Industri KreatifPelaku Kreatif

Mengulik Eka Bayu, Pembudidaya Musang Di Kota Malang Yang Mampu Hasilkan ‘Cuan’ Melimpah

Indiekraf.com-Bagi sebagian orang hewan musang dinilai sebagai hama tanaman, sehingga keberadaannya sebagian besar diburu untuk dijadikan santapan. Namun ditangan para pecinta hewan musang justru menjadi salah satu sumber mata pencaharian.

Budidaya di lahan sempit dirumah pun mampu mendatangkan pundi-pundi rupiah bahkan seekor anak musang bisa laku hingga belasan juta rupiah. Hal itu yang dilakukan oleh pria bernama Eka Bayu Imadani. Pria yang sehari hari tinggal di kawasan jalan Bendungan Sutami 1A ini menjadi pembudidaya musang sejak 2019 silam.
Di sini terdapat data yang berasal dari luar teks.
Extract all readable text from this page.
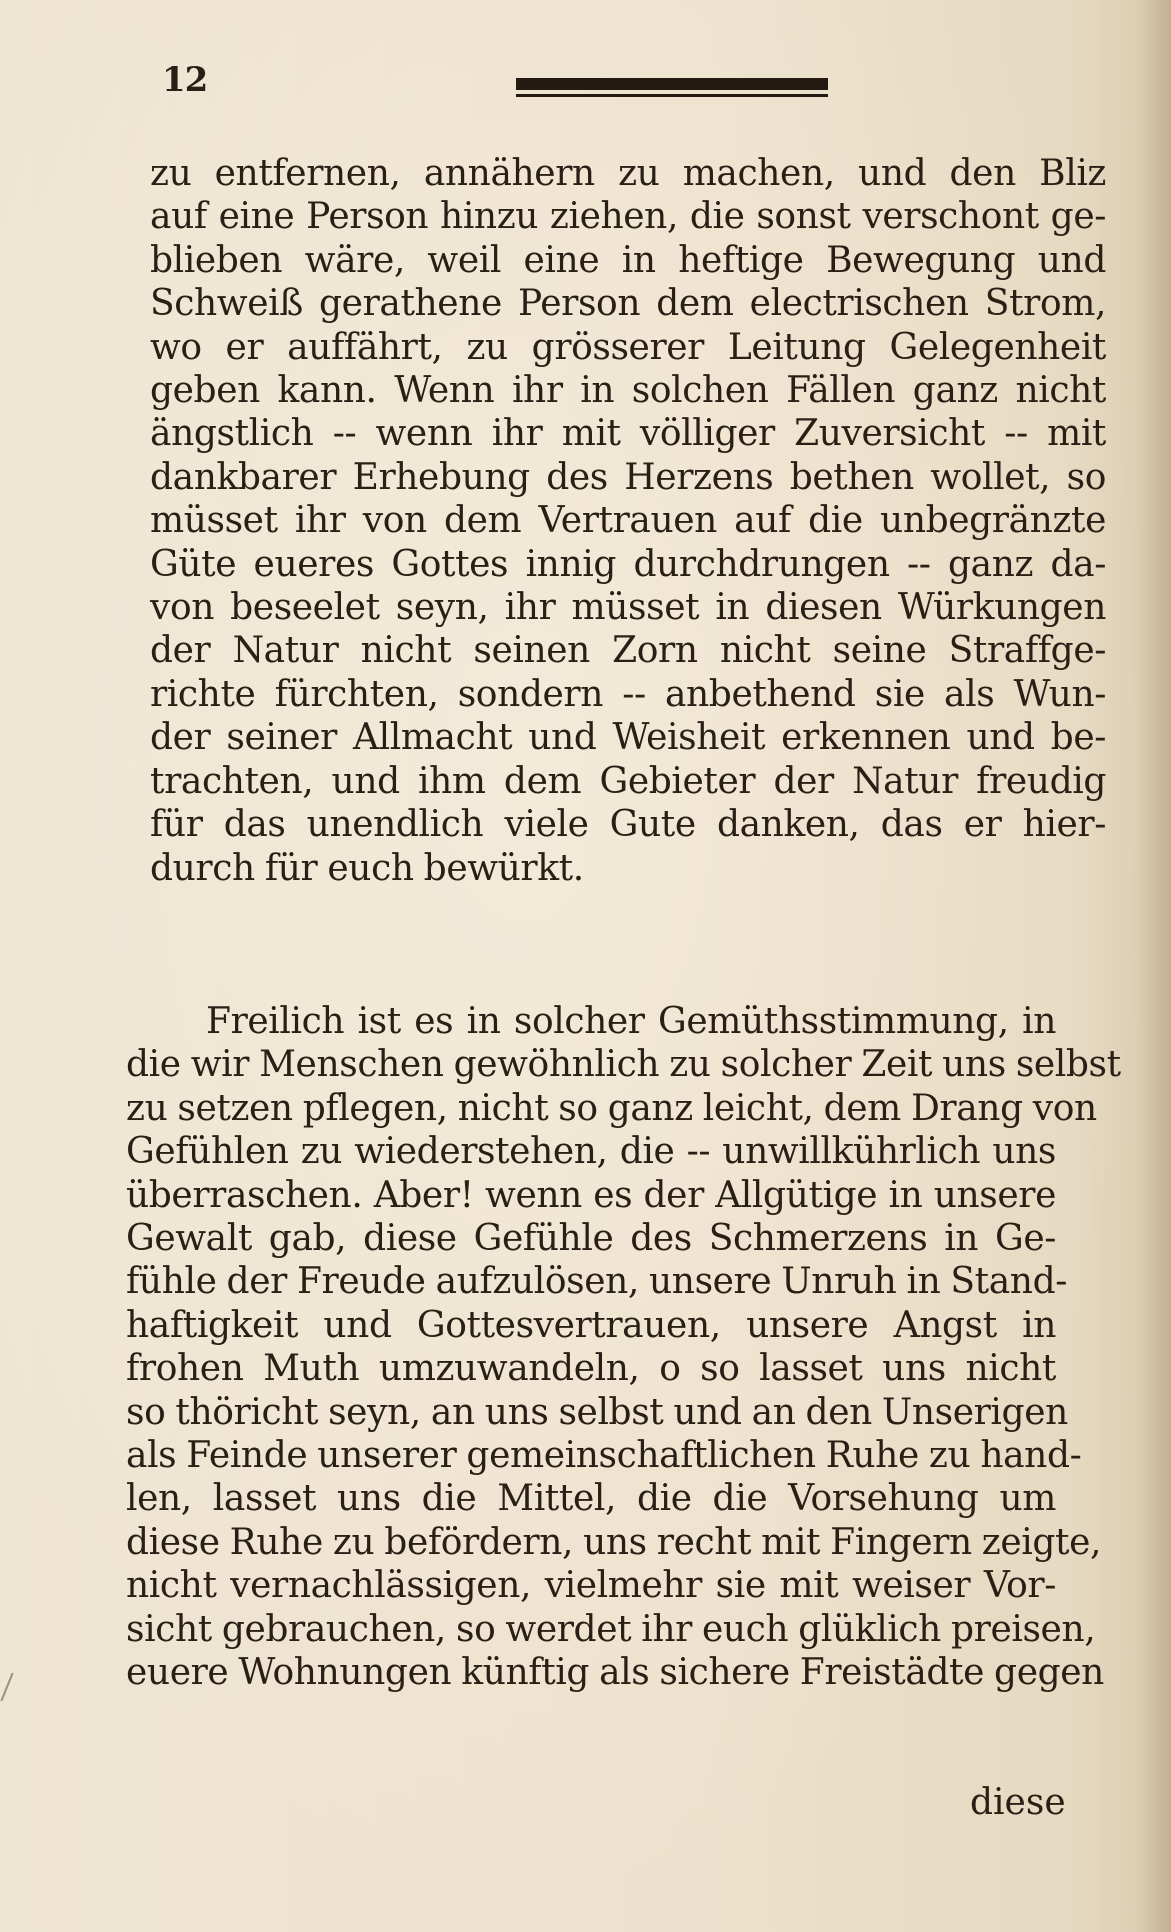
12
zu entfernen, annähern zu machen, und den Bliz
auf eine Person hinzu ziehen, die sonst verschont ge-
blieben wäre, weil eine in heftige Bewegung und
Schweiß gerathene Person dem electrischen Strom,
wo er auffährt, zu grösserer Leitung Gelegenheit
geben kann. Wenn ihr in solchen Fällen ganz nicht
ängstlich -- wenn ihr mit völliger Zuversicht -- mit
dankbarer Erhebung des Herzens bethen wollet, so
müsset ihr von dem Vertrauen auf die unbegränzte
Güte eueres Gottes innig durchdrungen -- ganz da-
von beseelet seyn, ihr müsset in diesen Würkungen
der Natur nicht seinen Zorn nicht seine Straffge-
richte fürchten, sondern -- anbethend sie als Wun-
der seiner Allmacht und Weisheit erkennen und be-
trachten, und ihm dem Gebieter der Natur freudig
für das unendlich viele Gute danken, das er hier-
durch für euch bewürkt.
Freilich ist es in solcher Gemüthsstimmung, in
die wir Menschen gewöhnlich zu solcher Zeit uns selbst
zu setzen pflegen, nicht so ganz leicht, dem Drang von
Gefühlen zu wiederstehen, die -- unwillkührlich uns
überraschen. Aber! wenn es der Allgütige in unsere
Gewalt gab, diese Gefühle des Schmerzens in Ge-
fühle der Freude aufzulösen, unsere Unruh in Stand-
haftigkeit und Gottesvertrauen, unsere Angst in
frohen Muth umzuwandeln, o so lasset uns nicht
so thöricht seyn, an uns selbst und an den Unserigen
als Feinde unserer gemeinschaftlichen Ruhe zu hand-
len, lasset uns die Mittel, die die Vorsehung um
diese Ruhe zu befördern, uns recht mit Fingern zeigte,
nicht vernachlässigen, vielmehr sie mit weiser Vor-
sicht gebrauchen, so werdet ihr euch glüklich preisen,
euere Wohnungen künftig als sichere Freistädte gegen
diese
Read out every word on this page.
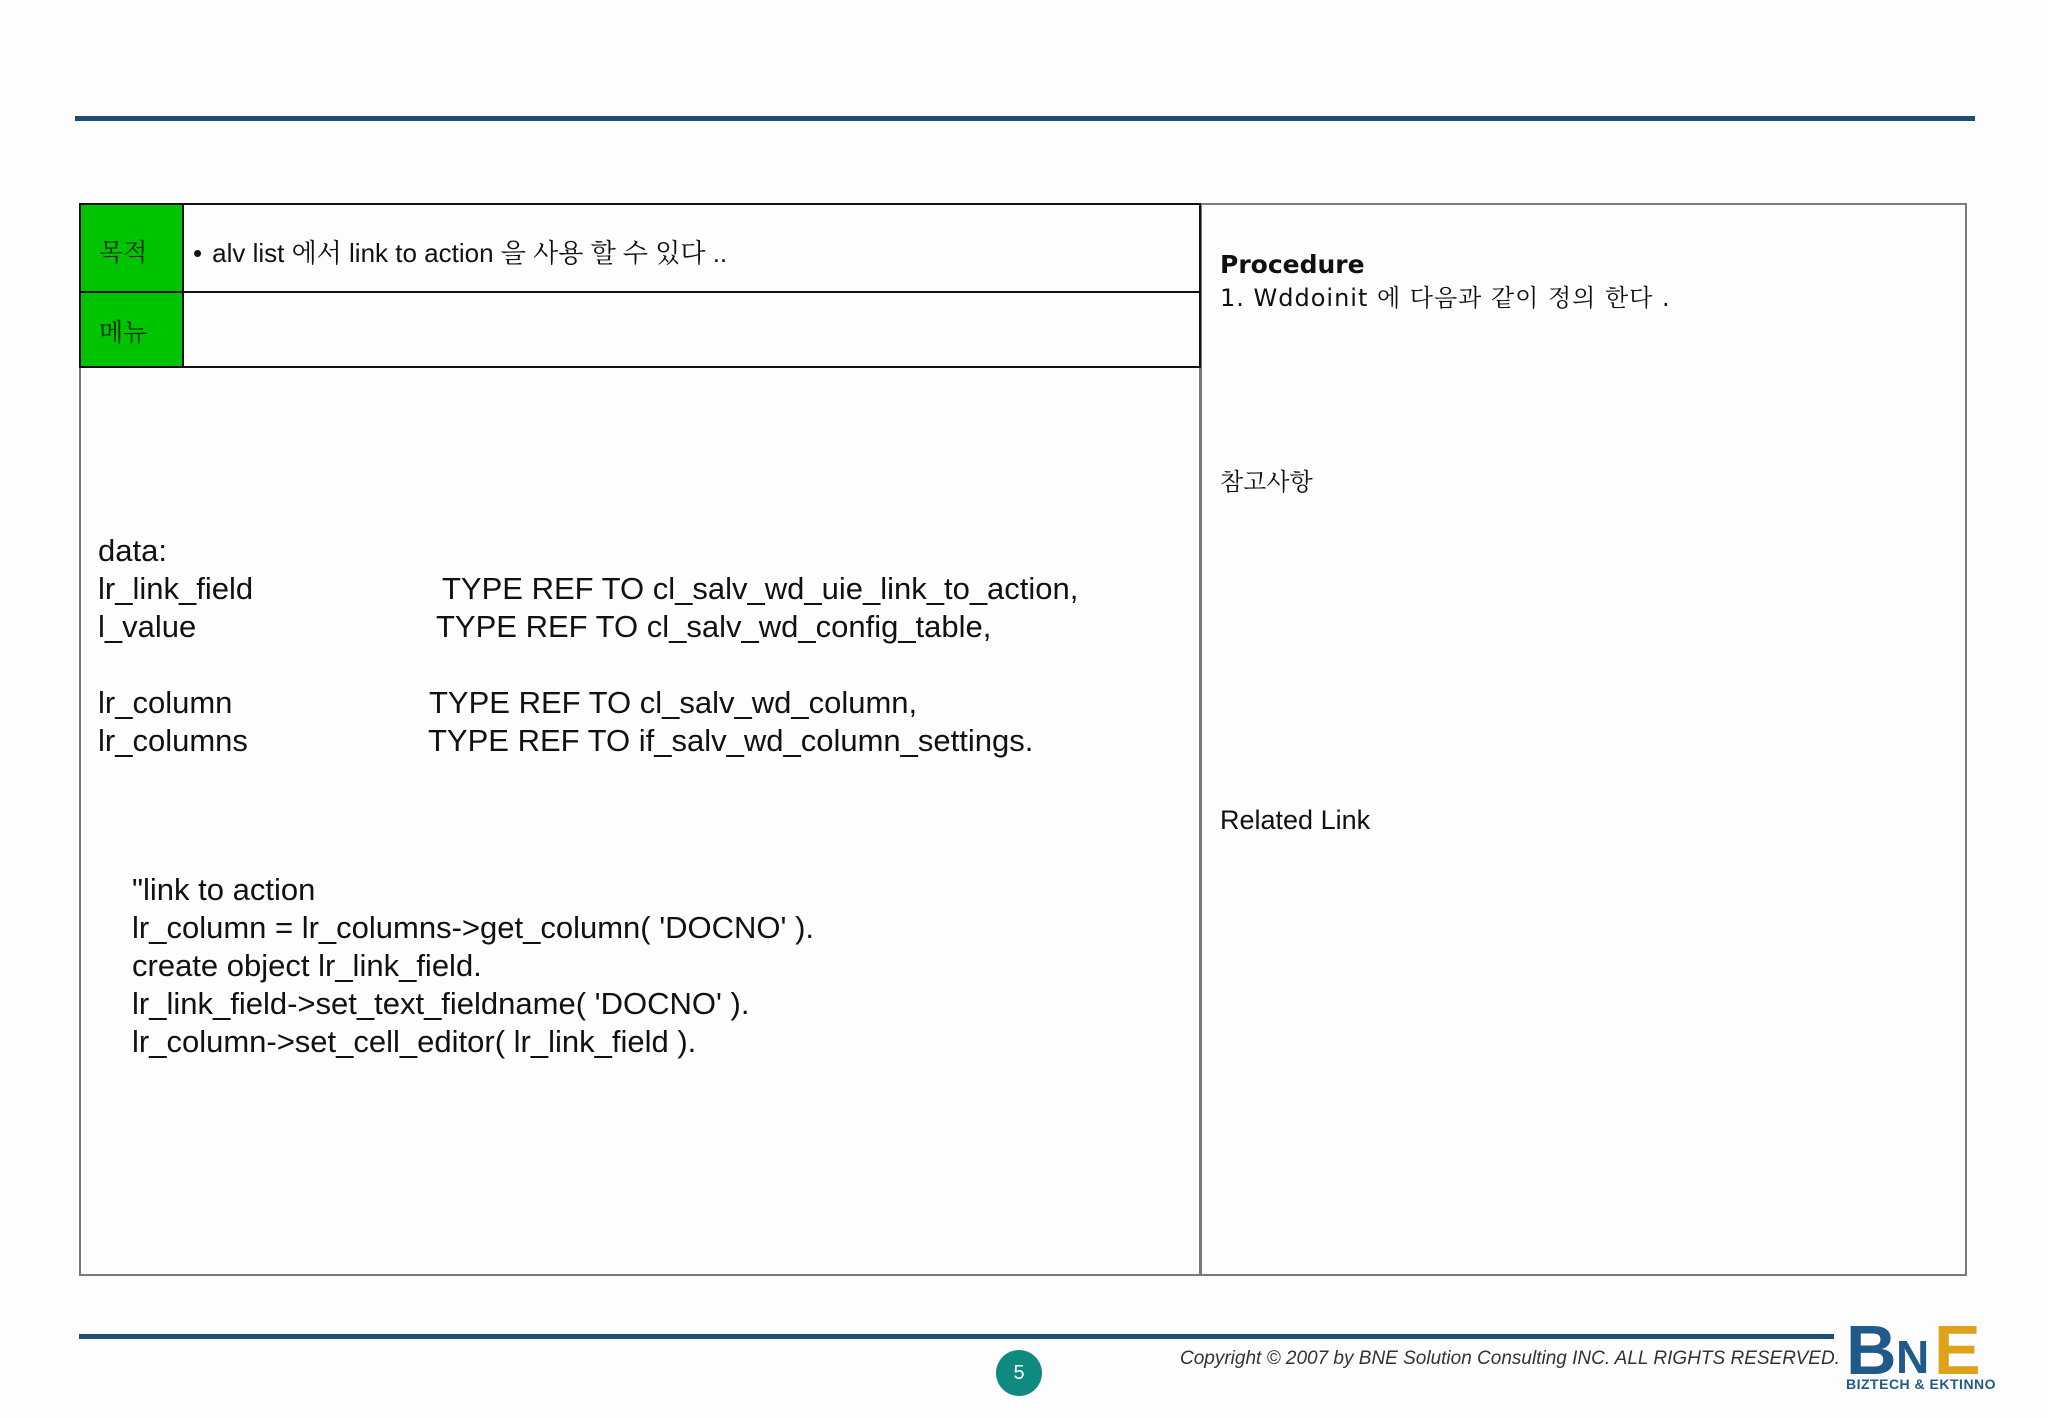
목적	• alv list 에서 link to action 을 사용 할 수 있다 ..
메뉴
data:
lr_link_field	TYPE REF TO cl_salv_wd_uie_link_to_action,
l_value	TYPE REF TO cl_salv_wd_config_table,
lr_column	TYPE REF TO cl_salv_wd_column,
lr_columns	TYPE REF TO if_salv_wd_column_settings.
"link to action
lr_column = lr_columns->get_column( 'DOCNO' ).
create object lr_link_field.
lr_link_field->set_text_fieldname( 'DOCNO' ).
lr_column->set_cell_editor( lr_link_field ).
Procedure
1. Wddoinit 에 다음과 같이 정의 한다 .
참고사항
Related Link
5
Copyright © 2007 by BNE Solution Consulting INC. ALL RIGHTS RESERVED. B N E
BIZTECH & EKTINNO
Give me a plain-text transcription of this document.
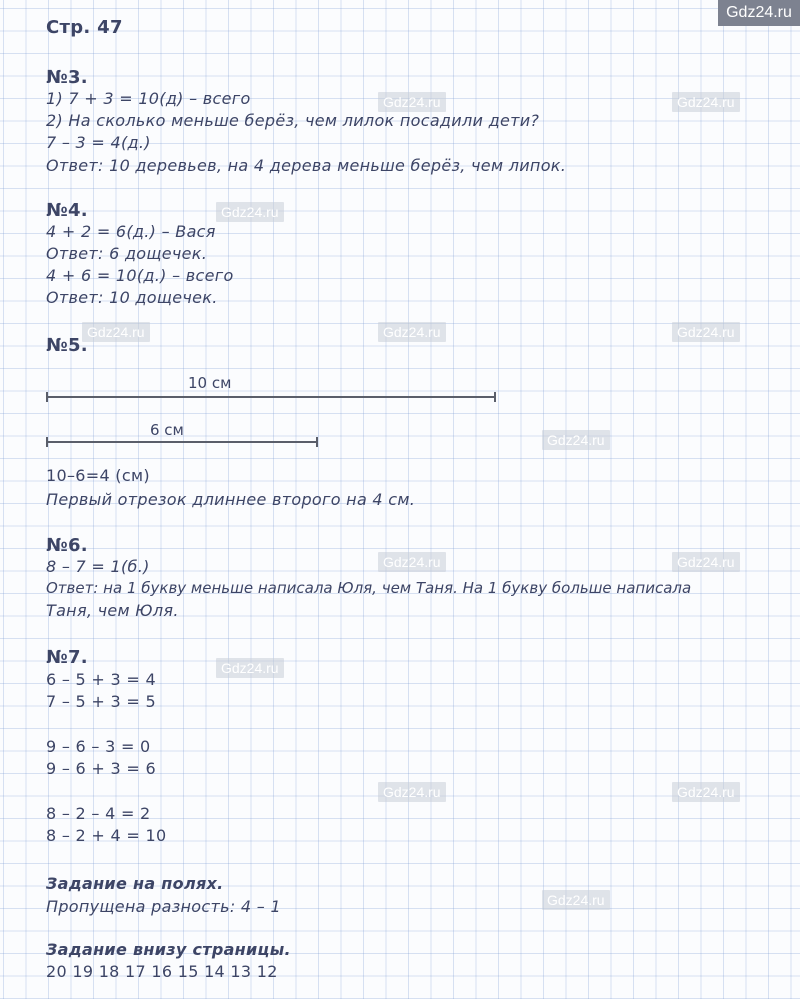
Gdz24.ru
Gdz24.ru	Gdz24.ru
Gdz24.ru
Gdz24.ru	Gdz24.ru	Gdz24.ru
Gdz24.ru
Gdz24.ru	Gdz24.ru
Gdz24.ru
Gdz24.ru	Gdz24.ru
Gdz24.ru
Стр. 47
№3.
1) 7 + 3 = 10(д) – всего
2) На сколько меньше берёз, чем лилок посадили дети?
7 – 3 = 4(д.)
Ответ: 10 деревьев, на 4 дерева меньше берёз, чем липок.
№4.
4 + 2 = 6(д.) – Вася
Ответ: 6 дощечек.
4 + 6 = 10(д.) – всего
Ответ: 10 дощечек.
№5.
10 см
6 см
10–6=4 (см)
Первый отрезок длиннее второго на 4 см.
№6.
8 – 7 = 1(б.)
Ответ: на 1 букву меньше написала Юля, чем Таня. На 1 букву больше написала
Таня, чем Юля.
№7.
6 – 5 + 3 = 4
7 – 5 + 3 = 5
9 – 6 – 3 = 0
9 – 6 + 3 = 6
8 – 2 – 4 = 2
8 – 2 + 4 = 10
Задание на полях.
Пропущена разность: 4 – 1
Задание внизу страницы.
20 19 18 17 16 15 14 13 12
Ketertarikan budidaya musang ia peroleh sesaat setelah berkunjung ke rumah sahabatnya pada pertengahan tahun 2019 lalu. Awalnya ia  membudidaya seekor indukan pejantan dan 3 ekor betina. Kini setelah berjalan 3 tahun Bayu telah memiliki 16 ekor indukan, 3 ekor jantan dan 13 ekor betina dengan jenis musang mozaik jawa, pandan, dan platinum.

“Saat ini saya punya indukan 16 ekor terdiri dari 3 jantan dan 13 betina,”ungkap Bayu.

Pembudidaya musang, Eka Bayu Imadani yang telah membudidayakan musang sejak 3 tahun lalu, kini telah menikmati hasilnya, banyak peminat dari luar kota malang yang tertarik untuk membeli musang hasil dari tempat budidaya miliknya

Baca juga:

Menurut Bayu, budidaya musang di rumah tidaklah sulit terpenting kebersihan kandang selalu terjaga, serta pemberian pakan teratur. Lebih lanjut Bayu mengatakan jika dirinya tertarik dengan musang dikarenakan pasar musang di masyarakat tergolong banyak peminat dan tentunya memberikan “cuan” yang cukup menarik.

“Sebenarnya budidaya musang ini tidaklah sulit, sama seperti budidaya hewan lainnya, terpenting kebersihan kandang harus terjaga, pakan juga,”ungkap Eka Bayu.

Dipasaran seekor bayi musang berumur 1 bulan bisa laku seharga 5 ratus ribu hingga 1 koma 5 juta rupiah. namun ditangan seorang breeder, seekor musang dengan varian unggul laku hingga belasan juta rupiah dalam setahun. Sementara, dalam 1 bulan Bayu dapat menjual 10 hingga 15 ekor bayi musang.

“Normalnya bayi musang umur 1 bulan sudah bisa dijual, biasanya saya jualnya mulai 500 ribu rupiah hingga jutaan,”tambah Bayu sapaan akrabnya.

Untuk memasarkan hasil budidaya musang miliknya, bayu mengandalkan akun media sosial seperti facebook, instagram. menurutnya pemasaran model seperti ini dapat menjangkau konsumen hingga keseluruh pelosok negeri.

Eka juga tergabung dalam komunitas Civet Farm Ngalam Mbois. Di mana para anggotanya sudah tersebar di beberapa kota di Indonesia, diantaranya lampung,Malang, Kediri, Surabaya dan Jakarta.